The lack of horse showing has been upsetting for some people, and shows starting back up seem to be very popular — a few A shows in this area have “sold out,” meaning they are limiting entries and have already hit those limits for a few shows in mid-June. I completely understand that horse showing was and is a primary motivating force for riders, so it doesn’t surprise me that people are excited for showing to start back up. Even with major international tours canceling the rest of their dates, horse shows in the U.S. are pressing forward. Horse show ecosystems employ a lot of people and provide a fun social outlet for many, many riders. I am happy for all of those people whose lives will hopefully get back to “normal” or at least some kind of “new normal” very soon.
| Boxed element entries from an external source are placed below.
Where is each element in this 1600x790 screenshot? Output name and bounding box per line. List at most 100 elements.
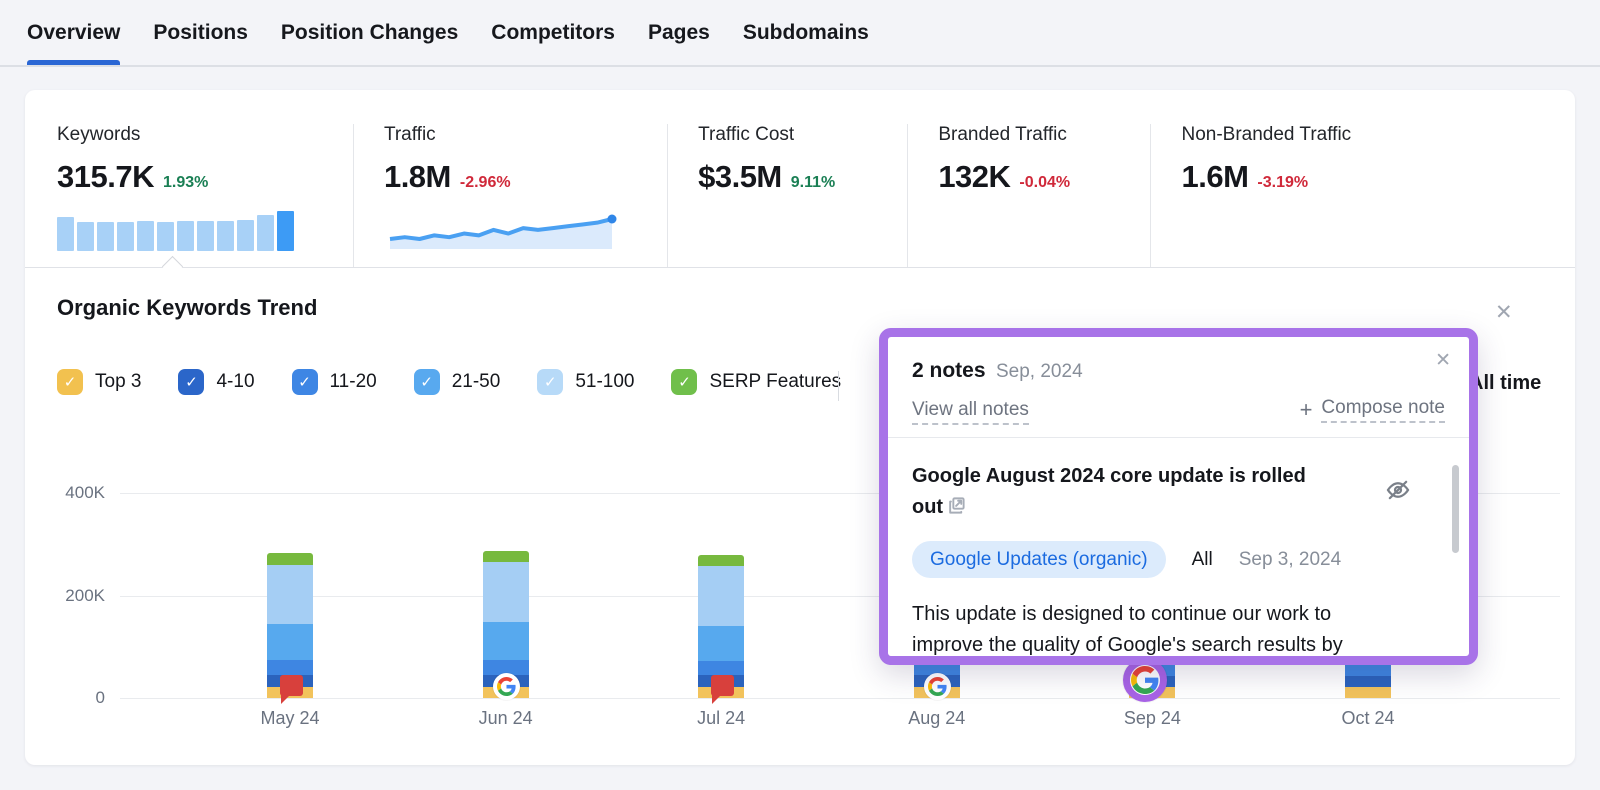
google-update-marker[interactable] bbox=[492, 673, 520, 700]
gridline bbox=[120, 493, 1560, 494]
metric-keywords[interactable]: Keywords 315.7K 1.93% bbox=[57, 124, 353, 267]
checkbox-icon: ✓ bbox=[537, 369, 564, 395]
google-update-marker[interactable] bbox=[923, 673, 951, 700]
metric-label: Branded Traffic bbox=[938, 124, 1067, 145]
tab-position-changes[interactable]: Position Changes bbox=[281, 0, 458, 65]
y-axis-tick: 0 bbox=[95, 688, 105, 707]
note-flag-marker[interactable] bbox=[280, 675, 303, 704]
y-axis-tick: 400K bbox=[65, 483, 105, 502]
filter-label: 51-100 bbox=[575, 371, 635, 392]
google-update-marker-selected[interactable] bbox=[1123, 658, 1168, 702]
note-flag-marker[interactable] bbox=[711, 675, 735, 704]
tab-label: Pages bbox=[647, 20, 710, 44]
section-title: Organic Keywords Trend bbox=[57, 295, 318, 320]
tab-competitors[interactable]: Competitors bbox=[491, 0, 615, 65]
metric-delta: -2.96% bbox=[459, 174, 511, 191]
metric-value: 1.6M bbox=[1181, 159, 1249, 194]
filter-51-100[interactable]: ✓ 51-100 bbox=[537, 369, 634, 395]
x-axis-label-oct-24: Oct 24 bbox=[1341, 708, 1395, 728]
metric-value: 315.7K bbox=[57, 159, 154, 194]
checkbox-icon: ✓ bbox=[178, 369, 205, 395]
bar-segment-11-20 bbox=[1345, 662, 1391, 677]
bar-segment-top-3 bbox=[1345, 687, 1391, 698]
bar-segment-51-100 bbox=[698, 565, 745, 626]
checkbox-icon: ✓ bbox=[57, 369, 83, 395]
metric-value: 1.8M bbox=[383, 159, 451, 194]
note-scope: All bbox=[1191, 548, 1213, 570]
tab-bar: Overview Positions Position Changes Competi… bbox=[0, 0, 1600, 67]
notes-scrollbar[interactable] bbox=[1452, 465, 1459, 553]
gridline bbox=[120, 595, 1560, 597]
note-tag[interactable]: Google Updates (organic) bbox=[912, 541, 1166, 578]
bar-segment-serp-features bbox=[482, 550, 529, 562]
bar-segment-51-100 bbox=[267, 564, 313, 625]
metric-traffic[interactable]: Traffic 1.8M -2.96% bbox=[352, 124, 667, 267]
checkbox-icon: ✓ bbox=[413, 369, 440, 395]
tab-label: Competitors bbox=[491, 20, 615, 44]
tab-label: Overview bbox=[27, 20, 121, 44]
bar-segment-serp-features bbox=[267, 553, 313, 565]
filter-top-3[interactable]: ✓ Top 3 bbox=[57, 369, 141, 395]
bar-segment-21-50 bbox=[267, 624, 313, 661]
tab-label: Positions bbox=[153, 20, 248, 44]
tab-positions[interactable]: Positions bbox=[153, 0, 248, 65]
note-date: Sep 3, 2024 bbox=[1238, 548, 1342, 570]
filter-label: 4-10 bbox=[216, 371, 255, 392]
view-all-notes-link[interactable]: View all notes bbox=[912, 399, 1029, 425]
metric-traffic-cost[interactable]: Traffic Cost $3.5M 9.11% bbox=[667, 124, 907, 267]
traffic-sparkline bbox=[389, 214, 617, 249]
x-axis-label-sep-24: Sep 24 bbox=[1123, 708, 1181, 728]
tab-label: Position Changes bbox=[280, 20, 459, 44]
metric-delta: 1.93% bbox=[162, 174, 209, 191]
section-close-icon[interactable]: ✕ bbox=[1495, 301, 1513, 324]
x-axis-label-jun-24: Jun 24 bbox=[478, 708, 533, 728]
bar-segment-21-50 bbox=[698, 625, 745, 662]
note-body: This update is designed to continue our … bbox=[912, 603, 1343, 656]
tab-overview[interactable]: Overview bbox=[27, 0, 121, 65]
x-axis-label-may-24: May 24 bbox=[260, 708, 320, 728]
notes-period: Sep, 2024 bbox=[996, 361, 1083, 382]
active-tab-underline bbox=[27, 60, 121, 65]
filter-21-50[interactable]: ✓ 21-50 bbox=[413, 369, 501, 395]
metric-branded-traffic[interactable]: Branded Traffic 132K -0.04% bbox=[907, 124, 1150, 267]
x-axis-label-aug-24: Aug 24 bbox=[908, 708, 966, 728]
bar-segment-4-10 bbox=[1345, 676, 1391, 688]
filter-11-20[interactable]: ✓ 11-20 bbox=[291, 369, 377, 395]
gridline bbox=[120, 698, 1560, 699]
notes-popup-divider bbox=[888, 437, 1469, 438]
filters-separator bbox=[838, 371, 839, 401]
note-title[interactable]: Google August 2024 core update is rolled… bbox=[912, 461, 1312, 525]
metric-value: 132K bbox=[938, 159, 1011, 194]
filter-label: SERP Features bbox=[709, 371, 842, 392]
notes-popup-close-icon[interactable]: ✕ bbox=[1435, 350, 1451, 371]
hide-note-icon[interactable] bbox=[1383, 475, 1413, 510]
bar-jul-24[interactable] bbox=[698, 90, 745, 698]
metric-label: Non-Branded Traffic bbox=[1181, 124, 1352, 145]
metrics-row: Keywords 315.7K 1.93% Traffic 1.8M -2.96% Traf… bbox=[25, 90, 1575, 267]
bar-segment-11-20 bbox=[267, 660, 313, 676]
metric-delta: -0.04% bbox=[1019, 174, 1071, 191]
time-range-selector[interactable]: All time bbox=[1469, 372, 1542, 394]
filter-label: 11-20 bbox=[329, 371, 377, 392]
note-meta: Google Updates (organic) All Sep 3, 2024 bbox=[912, 541, 1341, 578]
bar-may-24[interactable] bbox=[267, 90, 313, 698]
domain-overview-card: Keywords 315.7K 1.93% Traffic 1.8M -2.96% Traf… bbox=[25, 90, 1575, 765]
filter-serp-features[interactable]: ✓ SERP Features bbox=[671, 369, 841, 395]
bar-segment-11-20 bbox=[482, 659, 529, 675]
tab-pages[interactable]: Pages bbox=[648, 0, 710, 65]
notes-count: 2 notes bbox=[912, 359, 986, 382]
plus-icon: + bbox=[1299, 397, 1313, 422]
metric-delta: 9.11% bbox=[790, 174, 836, 191]
filter-label: Top 3 bbox=[95, 371, 142, 392]
bar-jun-24[interactable] bbox=[482, 90, 529, 698]
metric-non-branded-traffic[interactable]: Non-Branded Traffic 1.6M -3.19% bbox=[1150, 124, 1575, 267]
metric-label: Keywords bbox=[57, 124, 141, 145]
compose-note-button[interactable]: + Compose note bbox=[1300, 397, 1445, 423]
filter-4-10[interactable]: ✓ 4-10 bbox=[178, 369, 255, 395]
compose-note-label: Compose note bbox=[1321, 397, 1445, 423]
filter-label: 21-50 bbox=[451, 371, 501, 392]
bar-segment-serp-features bbox=[698, 554, 745, 566]
metrics-divider bbox=[25, 255, 1575, 278]
tab-subdomains[interactable]: Subdomains bbox=[743, 0, 869, 65]
checkbox-icon: ✓ bbox=[671, 369, 698, 395]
But horse shows don’t motivate me. Not at all. They may have at one time, but they don’t now and never really have in my adult life. So I’ve been thinking about what does motivate me, and whether I can even articulate this, or put some kind of label or name on the driving forces that get me to the barn almost every day. Strong emotional connections with animals calm me down on most days. Riding is good exercise. Being outdoors is a relief after a 9-hour slog at a desk. I am pretty sure even just looking at Eli lowers my blood pressure. (Unless he is sick or injured.) Cantering around over sticks is a fun thing. It looks like I have this laundry list of superficial motivations, but is that … it?
I am thinking the strong emotional connection to animals is the primary motivating force for me. I would much rather talk to my dog or my horse than a person. My big and small mammalian companions seem to get me, to accept me. Not that they really have a choice, of course. But early on with Eli especially I am fairly certain he wanted me to be his person. And the humans around us that saw us working together said all kinds of encouraging things a long these lines well before I owned him. I started worrying about his future if he didn’t have me in it. How can a horse make a person feel this way? Is it not odd? But what would a life without such empathetic creatures be?
I cannot remember a time when I did not feel an innate connection to animals. That I have had so many meaningful partnerships with horses continues to amaze me. Eli’s ability to communicate with me so clearly about all kinds of things amazes me, too. Secondary to the emotional connection I feel to this horse is perhaps the other motivating factor: what will Eli teach me next?